1960, Moravia si autointervista E Montale recensisce La noia
«Moravia e il suo doppio» avrebbe probabilmente sentenziato Otto Rank leggendo l’autointervista dell’instancabile romanziere e narciso controvoglia raccolta negli apparati d’una riedizione fresca di stampa d’un romanzo famoso La noia (Bompiani), da considerarsi insieme con Gli indifferenti una delle opere moraviane più significative. La sua uscita provocò un mezzo terremoto nel (dopotutto) piccolo mondo delle lettere romane e italiane. D’altronde Moravia, non bisogna dimenticarlo, era all’epoca, cioè agli inizi degli anni Sessanta, già stato monumentalizzato da decenni di aspre polemiche provocate dai soliti moralisti e benpensanti afflitti da miopia congenita.
Oggi è difficile immaginare le reazioni provocate dall’apparire di questi nove capitoli più un prologo e un epilogo scritti non già in terza persona al modo consueto di Moravia ma in prima persona. A giustificare questa sua scelta l’autore avrebbe in più occasioni e con diverse parole sostenuto l’impossibilità ormai di raccontare «in maniera obbiettiva, diretta e realistica». Più avanti, all’inizio degli anni Settanta, sarebbe giunto a scrivere che «questo modo “stupido” di raccontare andava lasciato ai narratori di consumo».
Della Noia si scrisse molto e si discusse ancora di più. Basti che il romanzo, pubblicato il 24 novembre 1960, in dicembre era già alla quarta edizione superando presto le 120 mila copie vendute. Eugenio Montale, al solito intelligentissimo, in una recensione «staffetta» (opportunamente riprodotta in questa ennesima riedizione per palati esigenti e giovani desiderosi di apprendere) riesce a essere contemporaneamente divulgativo, perfido però non distruttivo, lasciando l’impressione di fondo che lui futuro premio Nobel sta parlando con qualche riserva d’occasione d’uno dei più grandi narratori italiani del ventesimo secolo. Si, è vero, lo Svevo di Senilità cui accosta Moravia lui lo preferisce ma per una questione di gusto, di sensibilità, di mera affascinazione. Parla chiaro, da questo punto di vista, l’autore di Dora Markus: «L’Angiolina sveviana è in definitiva una donna perduta, Cecilia si avvicina singolarmente a Lolita». Le donne perdute si comprano e espiano la loro perdizione, le Lolite invece...

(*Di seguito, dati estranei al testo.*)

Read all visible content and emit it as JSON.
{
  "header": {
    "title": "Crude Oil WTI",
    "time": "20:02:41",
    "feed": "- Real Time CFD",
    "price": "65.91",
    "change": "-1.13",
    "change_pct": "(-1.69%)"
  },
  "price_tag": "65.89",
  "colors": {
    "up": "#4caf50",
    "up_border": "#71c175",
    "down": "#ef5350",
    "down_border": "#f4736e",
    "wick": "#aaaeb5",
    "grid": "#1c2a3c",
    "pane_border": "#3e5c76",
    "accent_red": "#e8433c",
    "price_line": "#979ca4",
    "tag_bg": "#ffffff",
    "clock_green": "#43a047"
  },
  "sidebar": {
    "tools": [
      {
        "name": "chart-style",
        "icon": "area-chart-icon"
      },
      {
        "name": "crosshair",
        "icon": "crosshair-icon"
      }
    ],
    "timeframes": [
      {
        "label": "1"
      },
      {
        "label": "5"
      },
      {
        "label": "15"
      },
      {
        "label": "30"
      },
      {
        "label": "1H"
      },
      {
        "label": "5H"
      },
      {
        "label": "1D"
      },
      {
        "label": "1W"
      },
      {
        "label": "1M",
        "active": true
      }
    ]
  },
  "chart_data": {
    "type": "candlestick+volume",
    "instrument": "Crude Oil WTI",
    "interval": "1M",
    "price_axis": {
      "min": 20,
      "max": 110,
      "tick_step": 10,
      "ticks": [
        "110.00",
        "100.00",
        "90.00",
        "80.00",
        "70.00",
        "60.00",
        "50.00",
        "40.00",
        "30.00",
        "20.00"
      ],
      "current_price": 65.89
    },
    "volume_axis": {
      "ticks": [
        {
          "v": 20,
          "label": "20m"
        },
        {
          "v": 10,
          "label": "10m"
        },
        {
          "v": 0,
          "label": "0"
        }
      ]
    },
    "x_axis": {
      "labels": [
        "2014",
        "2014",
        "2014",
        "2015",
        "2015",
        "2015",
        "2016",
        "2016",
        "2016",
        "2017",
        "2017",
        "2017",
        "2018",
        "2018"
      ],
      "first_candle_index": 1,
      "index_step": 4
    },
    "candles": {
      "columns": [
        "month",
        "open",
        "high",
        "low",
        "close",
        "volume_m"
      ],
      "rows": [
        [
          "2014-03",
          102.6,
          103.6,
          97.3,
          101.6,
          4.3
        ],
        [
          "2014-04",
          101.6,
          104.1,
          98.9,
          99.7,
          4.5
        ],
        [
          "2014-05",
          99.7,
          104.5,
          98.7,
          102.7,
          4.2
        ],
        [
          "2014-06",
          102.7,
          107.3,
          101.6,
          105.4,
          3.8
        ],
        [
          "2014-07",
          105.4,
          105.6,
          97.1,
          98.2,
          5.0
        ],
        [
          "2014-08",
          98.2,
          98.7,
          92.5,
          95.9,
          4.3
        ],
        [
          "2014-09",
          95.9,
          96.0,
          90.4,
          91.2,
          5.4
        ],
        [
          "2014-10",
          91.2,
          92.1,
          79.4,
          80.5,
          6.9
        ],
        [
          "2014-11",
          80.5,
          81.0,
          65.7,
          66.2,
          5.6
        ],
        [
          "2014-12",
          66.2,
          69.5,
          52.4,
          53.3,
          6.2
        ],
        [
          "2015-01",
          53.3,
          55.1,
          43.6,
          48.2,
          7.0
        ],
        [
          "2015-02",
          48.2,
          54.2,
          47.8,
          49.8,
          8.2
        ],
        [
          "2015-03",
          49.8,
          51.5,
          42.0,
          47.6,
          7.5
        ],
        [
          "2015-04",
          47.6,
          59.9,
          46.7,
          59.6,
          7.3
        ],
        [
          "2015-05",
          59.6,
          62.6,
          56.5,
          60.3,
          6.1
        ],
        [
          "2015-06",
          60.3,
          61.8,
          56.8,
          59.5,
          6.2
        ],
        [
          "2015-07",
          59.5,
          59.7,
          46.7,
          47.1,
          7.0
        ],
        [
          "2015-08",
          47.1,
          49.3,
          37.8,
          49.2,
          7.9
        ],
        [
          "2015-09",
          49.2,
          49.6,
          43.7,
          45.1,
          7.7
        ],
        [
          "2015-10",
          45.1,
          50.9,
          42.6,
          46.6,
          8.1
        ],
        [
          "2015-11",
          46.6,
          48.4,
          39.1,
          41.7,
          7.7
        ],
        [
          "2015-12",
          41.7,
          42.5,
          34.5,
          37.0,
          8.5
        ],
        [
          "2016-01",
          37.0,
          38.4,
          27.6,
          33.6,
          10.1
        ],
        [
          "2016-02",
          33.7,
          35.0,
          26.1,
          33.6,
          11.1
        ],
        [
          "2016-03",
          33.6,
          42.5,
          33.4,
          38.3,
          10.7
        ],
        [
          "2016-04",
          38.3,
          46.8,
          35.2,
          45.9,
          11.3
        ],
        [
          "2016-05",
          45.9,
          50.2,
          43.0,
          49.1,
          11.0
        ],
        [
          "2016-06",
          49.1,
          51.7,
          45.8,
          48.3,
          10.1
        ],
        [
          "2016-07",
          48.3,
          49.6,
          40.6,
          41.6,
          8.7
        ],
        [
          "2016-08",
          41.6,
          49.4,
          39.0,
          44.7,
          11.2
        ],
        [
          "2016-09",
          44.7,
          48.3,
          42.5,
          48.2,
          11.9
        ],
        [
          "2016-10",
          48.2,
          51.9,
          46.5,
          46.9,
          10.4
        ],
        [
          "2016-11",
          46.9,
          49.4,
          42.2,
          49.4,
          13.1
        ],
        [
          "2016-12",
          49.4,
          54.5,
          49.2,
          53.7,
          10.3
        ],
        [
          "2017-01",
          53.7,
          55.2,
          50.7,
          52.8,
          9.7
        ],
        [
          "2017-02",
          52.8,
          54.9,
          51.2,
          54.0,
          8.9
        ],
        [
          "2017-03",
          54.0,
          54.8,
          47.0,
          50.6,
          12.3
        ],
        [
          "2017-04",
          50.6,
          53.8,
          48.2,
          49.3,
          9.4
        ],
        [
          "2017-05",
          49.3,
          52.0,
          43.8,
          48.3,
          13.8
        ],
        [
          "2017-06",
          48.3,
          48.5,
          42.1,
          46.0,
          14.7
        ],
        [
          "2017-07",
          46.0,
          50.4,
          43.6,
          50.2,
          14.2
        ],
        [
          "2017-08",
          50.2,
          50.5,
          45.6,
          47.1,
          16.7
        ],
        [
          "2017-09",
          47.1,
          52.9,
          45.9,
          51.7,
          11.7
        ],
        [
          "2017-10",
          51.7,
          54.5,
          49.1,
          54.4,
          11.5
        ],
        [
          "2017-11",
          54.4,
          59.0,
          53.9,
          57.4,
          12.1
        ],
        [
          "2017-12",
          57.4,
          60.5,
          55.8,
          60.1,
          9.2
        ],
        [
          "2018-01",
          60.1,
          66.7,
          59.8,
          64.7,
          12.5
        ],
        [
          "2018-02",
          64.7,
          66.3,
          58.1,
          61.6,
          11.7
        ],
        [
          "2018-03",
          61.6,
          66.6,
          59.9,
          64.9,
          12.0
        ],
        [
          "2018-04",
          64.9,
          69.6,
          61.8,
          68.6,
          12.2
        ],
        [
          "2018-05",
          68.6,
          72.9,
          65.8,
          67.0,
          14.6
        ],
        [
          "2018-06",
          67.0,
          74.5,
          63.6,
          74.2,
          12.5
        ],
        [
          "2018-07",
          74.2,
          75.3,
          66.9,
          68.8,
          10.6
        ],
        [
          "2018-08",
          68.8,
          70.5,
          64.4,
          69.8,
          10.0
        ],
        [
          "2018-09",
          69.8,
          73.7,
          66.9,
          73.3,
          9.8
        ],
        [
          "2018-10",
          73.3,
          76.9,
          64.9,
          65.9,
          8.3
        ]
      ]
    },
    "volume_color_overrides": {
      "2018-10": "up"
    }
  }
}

Stiamo alla Noia. Il personaggio di Cecilia, riuscitissimo, verrà confermando la sua necessità lungo l’arco d’un decennio che vedrà mutare profondamente costumi e desideri. In questo senso La noia è un romanzo aurorale forse un po’ soffocato proprio da troppe coraggiose intenzioni.
Torniamo all’ autointervista. Di che si tratta? È presto detto. La curatrice Alessandra Grandelis, tenacissima esploratrice di archivi, ha stavolta scovato un’ autointervista di Moravia apparsa su «L’Espresso» il 20 novembre 1960 mentre La noia raggiungeva le librerie. L’autore, che sapeva d’aver lanciato un sasso nello stagno, palpitava. Così, obbedendo probabilmente a un suggerimento dell’ansia, si sdoppia. Anticipa una specie di processo da cui spera di riuscire assolto.

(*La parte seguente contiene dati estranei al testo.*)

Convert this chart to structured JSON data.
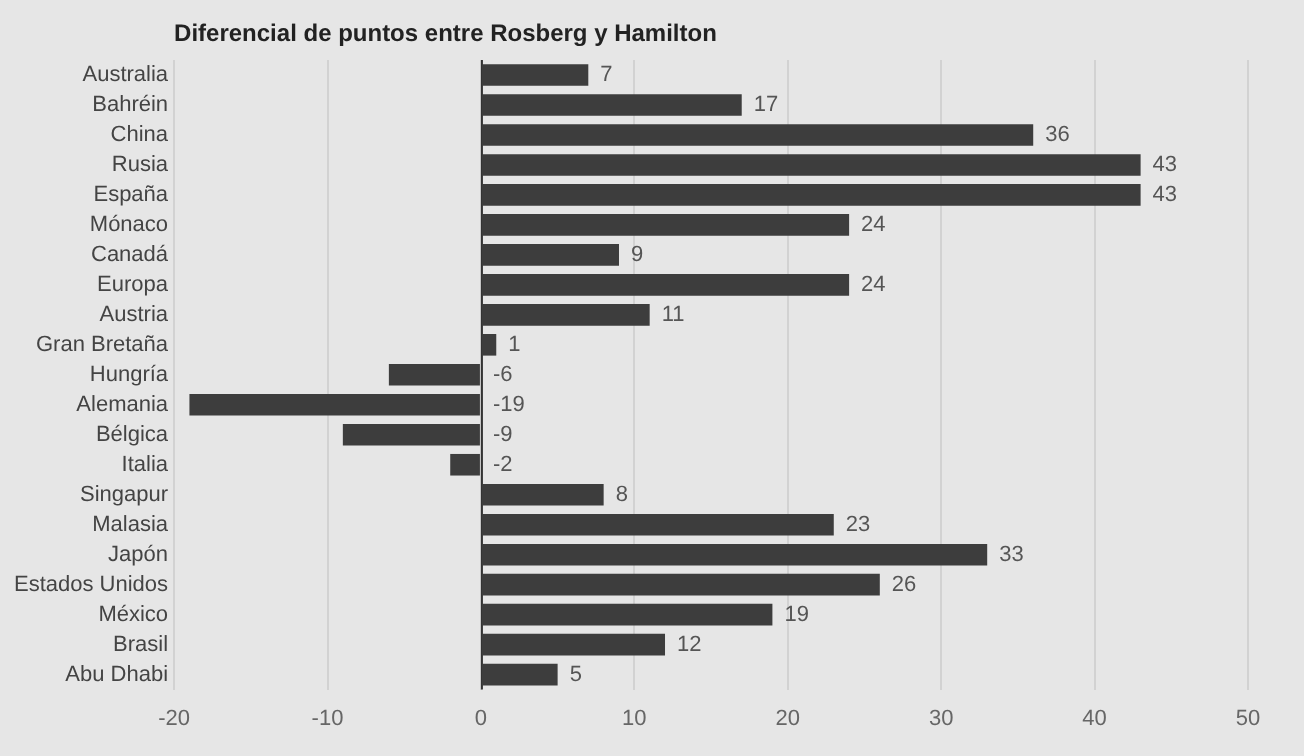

Affida a una parte di sé che chiameremo Alberto il compito di rivolgere in tono da svogliato censore all’altro cioè allo scrittore Moravia una sfilza di domande insidiose proprio perché sostanzialmente banali. Qualche esempio. «Sarà il caso che lei dica che cosa è questa noia, non le pare?», oppure «Chi è il protagonista, uno scrittore?», «Sarebbe dunque il suo un romanzo con un lieto fine, un romanzo ottimista?», «Lei crede nel romanzo saggistico o ideologico o di idee?».
Si potrebbe continuare con gli esempi ma i pochi elencati bastano a dare l’idea. Alberto si immedesima, come solo può fare un vero narratore, in un funzionario anonimo e cinico. Un po’ d’après Kafka. Nelle risposte, sempre da autentico narratore, l’altro, cioè Moravia, fa sentire il bisogno di giustificarsi presente in chi «deve» rispondere. L’intervista diventa così un breve, illuminante pezzo di teatro in appendice al romanzo.